ESA's Hera asteroid mission borrows eyes of NASA's Dawn
The mission to the smallest asteroid ever explored will employ the same main camera as the mission to the largest asteroids of all. ESA's proposed Hera spacecraft to the Didymos asteroid pair has inherited its main imager from NASA's Dawn mission to the Vesta and Ceres asteroids.
Hera is currently the subject of detailed design work, ahead of being presented to Europe's space ministers at the Space19+ Ministerial Council at the end of this year, for launch in late 2023. The spacecraft will survey a tiny 160-m diameter moon of the 780-m diameter Didymos asteroid, in the aftermath of a pioneering planetary defence experiment.

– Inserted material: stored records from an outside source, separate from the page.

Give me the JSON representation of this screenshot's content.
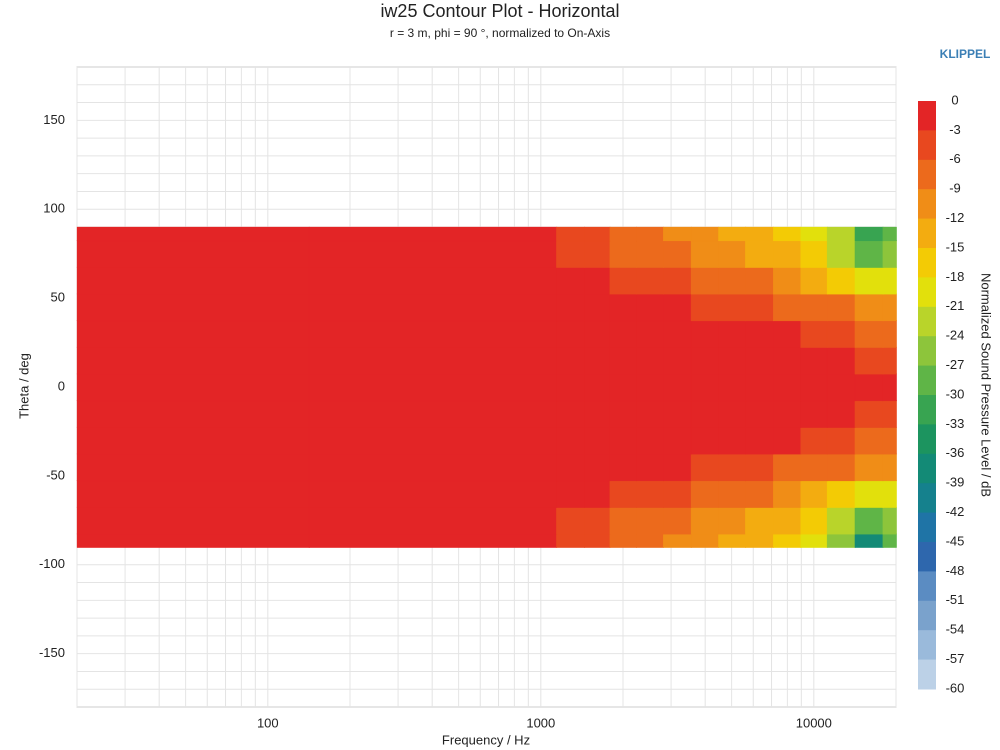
{
  "chart_data": {
    "type": "contour",
    "title": "iw25 Contour Plot - Horizontal",
    "subtitle": "r = 3 m, phi = 90 °, normalized to On-Axis",
    "brand": "KLIPPEL",
    "x_label": "Frequency / Hz",
    "y_label": "Theta / deg",
    "x_log": true,
    "x": [
      20,
      1000,
      1300,
      1600,
      2000,
      2500,
      3150,
      4000,
      5000,
      6300,
      8000,
      10000,
      12500,
      16000,
      20000
    ],
    "y": [
      -90,
      -75,
      -60,
      -45,
      -30,
      -15,
      0,
      15,
      30,
      45,
      60,
      75,
      90
    ],
    "z": [
      [
        0,
        -2,
        -4,
        -5,
        -7,
        -8,
        -10,
        -11,
        -13,
        -14,
        -16,
        -19,
        -24,
        -36,
        -28
      ],
      [
        0,
        -1,
        -3,
        -4,
        -6,
        -7,
        -8,
        -10,
        -11,
        -12,
        -14,
        -17,
        -21,
        -27,
        -24
      ],
      [
        0,
        0,
        -1,
        -2,
        -4,
        -5,
        -5,
        -7,
        -7,
        -8,
        -10,
        -12,
        -15,
        -20,
        -18
      ],
      [
        0,
        0,
        0,
        0,
        -1,
        -2,
        -2,
        -4,
        -4,
        -5,
        -6,
        -7,
        -8,
        -11,
        -10
      ],
      [
        0,
        0,
        0,
        0,
        0,
        0,
        0,
        0,
        0,
        -1,
        -2,
        -4,
        -5,
        -6,
        -7
      ],
      [
        0,
        0,
        0,
        0,
        0,
        0,
        0,
        0,
        0,
        0,
        0,
        0,
        -2,
        -3,
        -4
      ],
      [
        0,
        0,
        0,
        0,
        0,
        0,
        0,
        0,
        0,
        0,
        0,
        0,
        0,
        -1,
        -2
      ],
      [
        0,
        0,
        0,
        0,
        0,
        0,
        0,
        0,
        0,
        0,
        0,
        0,
        -2,
        -3,
        -4
      ],
      [
        0,
        0,
        0,
        0,
        0,
        0,
        0,
        0,
        0,
        -1,
        -2,
        -4,
        -5,
        -6,
        -7
      ],
      [
        0,
        0,
        0,
        0,
        -1,
        -2,
        -2,
        -4,
        -4,
        -5,
        -6,
        -7,
        -8,
        -11,
        -10
      ],
      [
        0,
        0,
        -1,
        -2,
        -4,
        -5,
        -5,
        -7,
        -7,
        -8,
        -10,
        -12,
        -15,
        -20,
        -18
      ],
      [
        0,
        -1,
        -3,
        -4,
        -6,
        -7,
        -8,
        -10,
        -11,
        -12,
        -14,
        -17,
        -21,
        -27,
        -24
      ],
      [
        0,
        -2,
        -4,
        -5,
        -7,
        -8,
        -10,
        -11,
        -13,
        -14,
        -16,
        -19,
        -23,
        -30,
        -27
      ]
    ],
    "xlim": [
      20,
      20000
    ],
    "ylim": [
      -180,
      180
    ],
    "xticks": [
      100,
      1000,
      10000
    ],
    "xticks_minor": [
      20,
      30,
      40,
      50,
      60,
      70,
      80,
      90,
      200,
      300,
      400,
      500,
      600,
      700,
      800,
      900,
      2000,
      3000,
      4000,
      5000,
      6000,
      7000,
      8000,
      9000,
      20000
    ],
    "yticks": [
      -150,
      -100,
      -50,
      0,
      50,
      100,
      150
    ],
    "yticks_minor": [
      -170,
      -160,
      -140,
      -130,
      -120,
      -110,
      -90,
      -80,
      -70,
      -60,
      -40,
      -30,
      -20,
      -10,
      10,
      20,
      30,
      40,
      60,
      70,
      80,
      90,
      110,
      120,
      130,
      140,
      160,
      170
    ],
    "grid": true,
    "colorbar": {
      "label": "Normalized Sound Pressure Level / dB",
      "ticks": [
        0,
        -3,
        -6,
        -9,
        -12,
        -15,
        -18,
        -21,
        -24,
        -27,
        -30,
        -33,
        -36,
        -39,
        -42,
        -45,
        -48,
        -51,
        -54,
        -57,
        -60
      ],
      "colors": [
        "#e32526",
        "#e8481f",
        "#ec6a1c",
        "#f08d17",
        "#f3ac10",
        "#f3cb05",
        "#e2e00c",
        "#b9d42a",
        "#8dc53b",
        "#5fb547",
        "#38a451",
        "#1c945f",
        "#138a76",
        "#15818d",
        "#1f74a6",
        "#2e67ad",
        "#5b8cc2",
        "#7aa2cc",
        "#9abadb",
        "#bcd1e7",
        "#d6e3ef"
      ]
    }
  }
}
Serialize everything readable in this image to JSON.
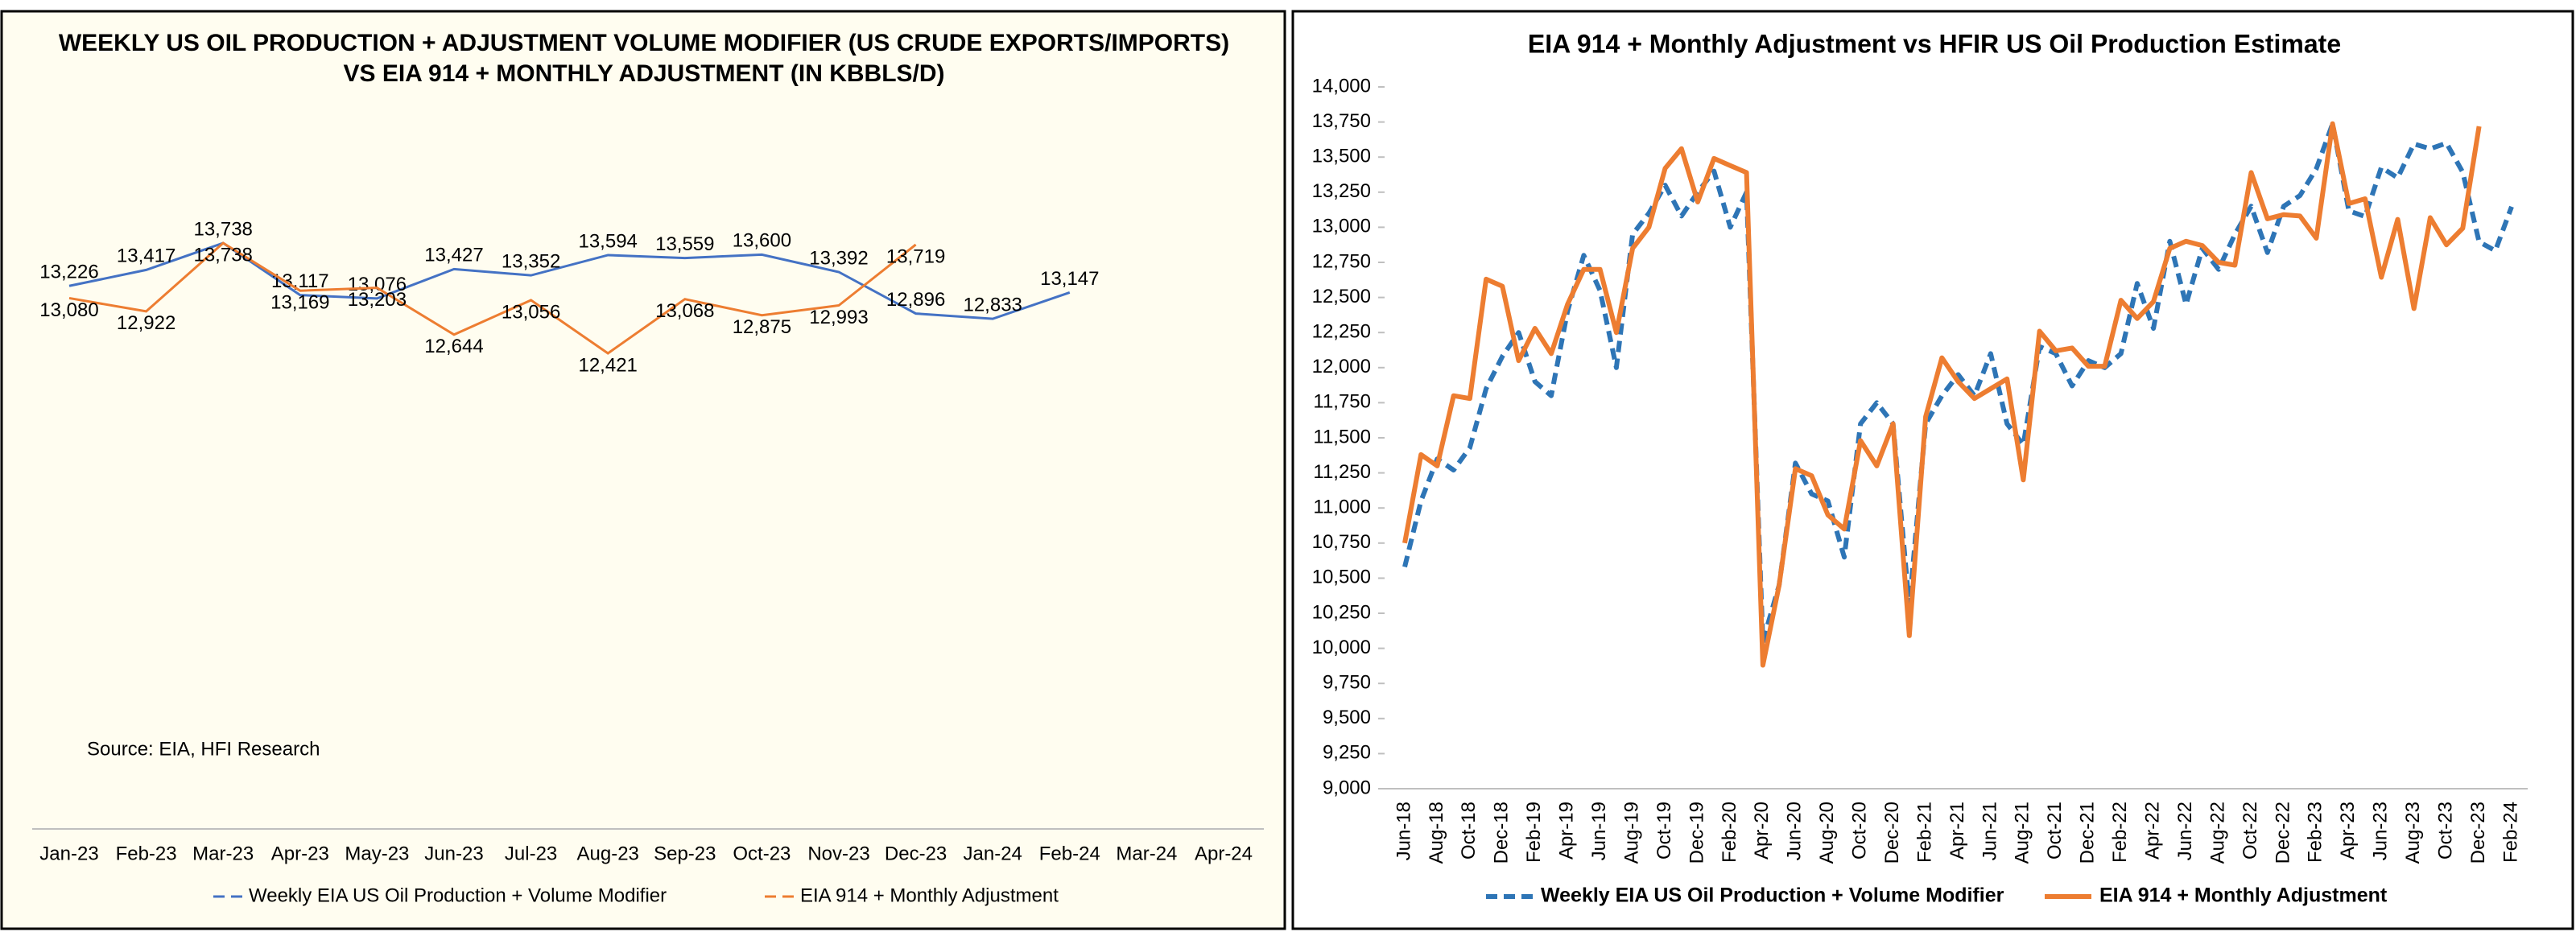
{
  "chart_data": [
    {
      "type": "line",
      "title": "WEEKLY US OIL PRODUCTION + ADJUSTMENT VOLUME MODIFIER (US CRUDE EXPORTS/IMPORTS) VS EIA 914 + MONTHLY ADJUSTMENT (IN KBBLS/D)",
      "annotation": "Source: EIA, HFI Research",
      "categories": [
        "Jan-23",
        "Feb-23",
        "Mar-23",
        "Apr-23",
        "May-23",
        "Jun-23",
        "Jul-23",
        "Aug-23",
        "Sep-23",
        "Oct-23",
        "Nov-23",
        "Dec-23",
        "Jan-24",
        "Feb-24",
        "Mar-24",
        "Apr-24"
      ],
      "series": [
        {
          "name": "Weekly EIA US Oil Production + Volume Modifier",
          "color": "#4472c4",
          "values": [
            13226,
            13417,
            13738,
            13117,
            13076,
            13427,
            13352,
            13594,
            13559,
            13600,
            13392,
            12896,
            12833,
            13147,
            null,
            null
          ],
          "value_labels": [
            "13,226",
            "13,417",
            "13,738",
            "13,117",
            "13,076",
            "13,427",
            "13,352",
            "13,594",
            "13,559",
            "13,600",
            "13,392",
            "12,896",
            "12,833",
            "13,147",
            null,
            null
          ]
        },
        {
          "name": "EIA 914 + Monthly Adjustment",
          "color": "#ed7d31",
          "values": [
            13080,
            12922,
            13738,
            13169,
            13203,
            12644,
            13056,
            12421,
            13068,
            12875,
            12993,
            13719,
            null,
            null,
            null,
            null
          ],
          "value_labels": [
            "13,080",
            "12,922",
            "13,738",
            "13,169",
            "13,203",
            "12,644",
            "13,056",
            "12,421",
            "13,068",
            "12,875",
            "12,993",
            "13,719",
            null,
            null,
            null,
            null
          ]
        }
      ]
    },
    {
      "type": "line",
      "title": "EIA 914 + Monthly Adjustment vs HFIR US Oil Production Estimate",
      "categories": [
        "Jun-18",
        null,
        "Aug-18",
        null,
        "Oct-18",
        null,
        "Dec-18",
        null,
        "Feb-19",
        null,
        "Apr-19",
        null,
        "Jun-19",
        null,
        "Aug-19",
        null,
        "Oct-19",
        null,
        "Dec-19",
        null,
        "Feb-20",
        null,
        "Apr-20",
        null,
        "Jun-20",
        null,
        "Aug-20",
        null,
        "Oct-20",
        null,
        "Dec-20",
        null,
        "Feb-21",
        null,
        "Apr-21",
        null,
        "Jun-21",
        null,
        "Aug-21",
        null,
        "Oct-21",
        null,
        "Dec-21",
        null,
        "Feb-22",
        null,
        "Apr-22",
        null,
        "Jun-22",
        null,
        "Aug-22",
        null,
        "Oct-22",
        null,
        "Dec-22",
        null,
        "Feb-23",
        null,
        "Apr-23",
        null,
        "Jun-23",
        null,
        "Aug-23",
        null,
        "Oct-23",
        null,
        "Dec-23",
        null,
        "Feb-24"
      ],
      "ylim": [
        9000,
        14000
      ],
      "yticks": [
        {
          "value": 9000,
          "label": "9,000"
        },
        {
          "value": 9250,
          "label": "9,250"
        },
        {
          "value": 9500,
          "label": "9,500"
        },
        {
          "value": 9750,
          "label": "9,750"
        },
        {
          "value": 10000,
          "label": "10,000"
        },
        {
          "value": 10250,
          "label": "10,250"
        },
        {
          "value": 10500,
          "label": "10,500"
        },
        {
          "value": 10750,
          "label": "10,750"
        },
        {
          "value": 11000,
          "label": "11,000"
        },
        {
          "value": 11250,
          "label": "11,250"
        },
        {
          "value": 11500,
          "label": "11,500"
        },
        {
          "value": 11750,
          "label": "11,750"
        },
        {
          "value": 12000,
          "label": "12,000"
        },
        {
          "value": 12250,
          "label": "12,250"
        },
        {
          "value": 12500,
          "label": "12,500"
        },
        {
          "value": 12750,
          "label": "12,750"
        },
        {
          "value": 13000,
          "label": "13,000"
        },
        {
          "value": 13250,
          "label": "13,250"
        },
        {
          "value": 13500,
          "label": "13,500"
        },
        {
          "value": 13750,
          "label": "13,750"
        },
        {
          "value": 14000,
          "label": "14,000"
        }
      ],
      "series": [
        {
          "name": "Weekly EIA US Oil Production + Volume Modifier",
          "color": "#2e75b6",
          "dashed": true,
          "values": [
            10580,
            11050,
            11350,
            11270,
            11430,
            11850,
            12080,
            12250,
            11900,
            11800,
            12400,
            12800,
            12550,
            12000,
            12950,
            13100,
            13300,
            13080,
            13250,
            13400,
            13000,
            13250,
            10050,
            10450,
            11320,
            11100,
            11050,
            10650,
            11600,
            11750,
            11600,
            10300,
            11600,
            11800,
            11950,
            11800,
            12100,
            11600,
            11450,
            12150,
            12100,
            11870,
            12050,
            12000,
            12100,
            12600,
            12280,
            12900,
            12450,
            12850,
            12700,
            12950,
            13150,
            12820,
            13150,
            13226,
            13417,
            13738,
            13117,
            13076,
            13427,
            13352,
            13594,
            13559,
            13600,
            13392,
            12896,
            12833,
            13147
          ]
        },
        {
          "name": "EIA 914 + Monthly Adjustment",
          "color": "#ed7d31",
          "dashed": false,
          "values": [
            10750,
            11380,
            11300,
            11800,
            11780,
            12630,
            12580,
            12050,
            12280,
            12100,
            12450,
            12700,
            12700,
            12250,
            12850,
            13000,
            13420,
            13560,
            13180,
            13490,
            13440,
            13390,
            9880,
            10450,
            11280,
            11230,
            10950,
            10850,
            11480,
            11300,
            11600,
            10090,
            11650,
            12070,
            11900,
            11780,
            11850,
            11920,
            11200,
            12260,
            12120,
            12140,
            12010,
            12010,
            12480,
            12350,
            12470,
            12850,
            12900,
            12870,
            12750,
            12730,
            13390,
            13060,
            13090,
            13080,
            12922,
            13738,
            13169,
            13203,
            12644,
            13056,
            12421,
            13068,
            12875,
            12993,
            13719,
            null,
            null
          ]
        }
      ]
    }
  ]
}
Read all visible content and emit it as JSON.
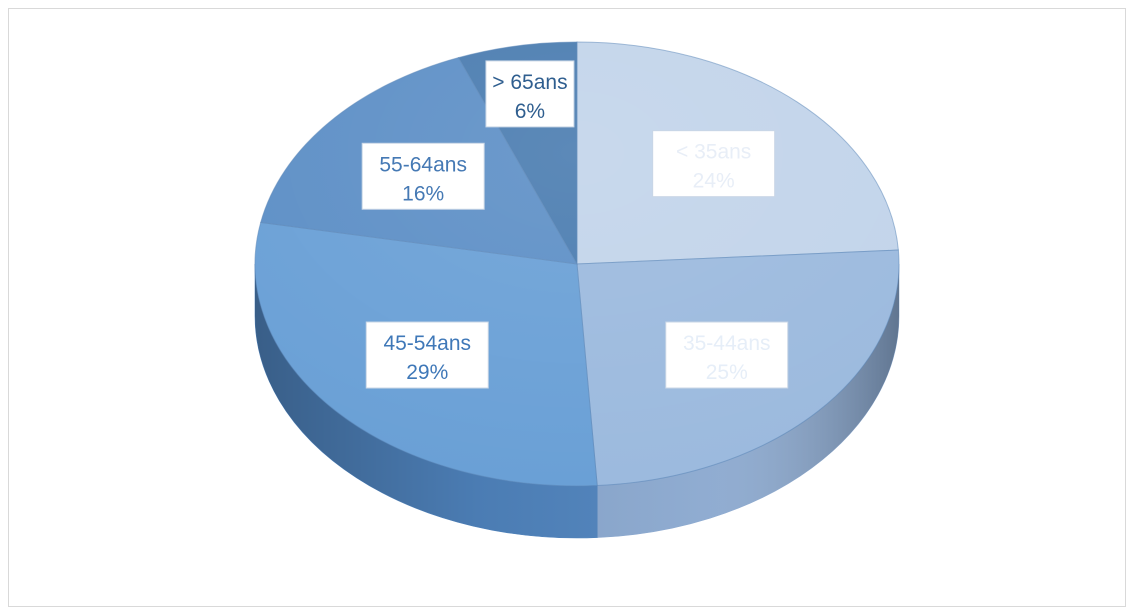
{
  "chart_data": {
    "type": "pie",
    "title": "",
    "style": "3d",
    "slices": [
      {
        "label": "< 35ans",
        "percent_label": "24%",
        "value": 24,
        "color": "#c2d4ea",
        "side_color": "#a9bfdc",
        "text_color": "#e8eef7"
      },
      {
        "label": "35-44ans",
        "percent_label": "25%",
        "value": 25,
        "color": "#9cbade",
        "side_color": "#8aa8cf",
        "text_color": "#e6eef8"
      },
      {
        "label": "45-54ans",
        "percent_label": "29%",
        "value": 29,
        "color": "#6aa0d6",
        "side_color": "#4f83bd",
        "text_color": "#3f78b8"
      },
      {
        "label": "55-64ans",
        "percent_label": "16%",
        "value": 16,
        "color": "#5d8fc6",
        "side_color": "#4677ae",
        "text_color": "#4579b4"
      },
      {
        "label": "> 65ans",
        "percent_label": "6%",
        "value": 6,
        "color": "#4a7cb0",
        "side_color": "#3a6796",
        "text_color": "#2f5e8f"
      }
    ]
  }
}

But the Asteroid Framing Camera (AFC) Hera will use to navigate through space and survey its targeted double asteroids is already built and ready. Two of these cameras – Hera will carry a pair, for redundancy – are sitting in protective nitrogen gas inside a clean room in Göttingen, Germany.
"The AFC was designed specifically for NASA's Dawn mission to the two largest bodies in the Asteroid belt: Vesta, at 525 km across, and 946 km diameter Ceres," explains Holger Sierks of the Max Planck Institute for Solar System Research.
"There was no other camera aboard the spacecraft so the AFC had a mission-critical role, being employed both for navigation and scientific investigation.
"The AFC worked like Swiss clockwork throughout Dawn's 11-year lifetime. Before Dawn finally ended in November 2018 the spacecraft came as close as 30 km from the surface of Ceres, and returned spectacular views of its striking bright spots.
"At the same time the camera, equipped with seven spectral filters from the visible to the near-infrared, was able to gather spectral information on these formations, as well as the rest of the asteroids. An eighth clear filter was used when the AFC was employed for navigation purposes and for broadband surface science."
Two AFC flight units were supplied to NASA by the Institute, in cooperation with the DLR German Aerospace Center and the Technical University of Braunschweig's Institute of Computer and Network Engineering. A spare camera was built and kept at the Institute to replace a flight unit if needed.
"We still had spare, flight quality subsystems including the optics that we could integrate into a full camera, so ended up with two flight ready spares on the shelf," adds Holger. "We wanted to find a flight use for them, and decided we should contribute these fully mission proven cameras to Europe's next asteroid mission free of charge."
The 5.5 kg AFC resembles a computer printer-sized box containing power and mass memory with a thermally insulated telescope extending out from it. Maximum image sensitivity is ensured by cooling the telescope's CCD light detector down to -60 °C.
One qualification model camera has already been lent to GMV in Spain as they develop autonomous navigation systems for Hera. This allows the team to test their feature-detecting algorithms with the same hardware as will actually be flown.
While the AFC was designed specifically for Vesta and Ceres, Holger explains the camera is also a very good fit for Hera – especially with its dual science and navigation functionality: "When we designed it, those two asteroids were only known to us as little dots in the sky, just a few pixels across at best using the Hubble Space Telescope, like the Didymos system today. The camera's optics – the work of the Kayser-Threde company in Munich, now owned by OHB – are distortion free with a sharp focus, right down to 150 m from the target surface."
The Max Planck Institute for Solar System Research also built the Rosetta comet chaser's main Osiris science imager, so has plenty of experience in imaging distant planetoids close up. "These bodies would be dark like charcoal to the human eye, so it takes highly sensitive detectors and carefully judged exposure times to see what we see."
Hera's planetary defence purpose feels personal to Holger and the rest of the Institute team. The team recently met in the German town of Nördlingen, located inside a 24-km diameter crater, formed by an impacting binary asteroid just like Didymos and its moon an estimated 14 million years ago.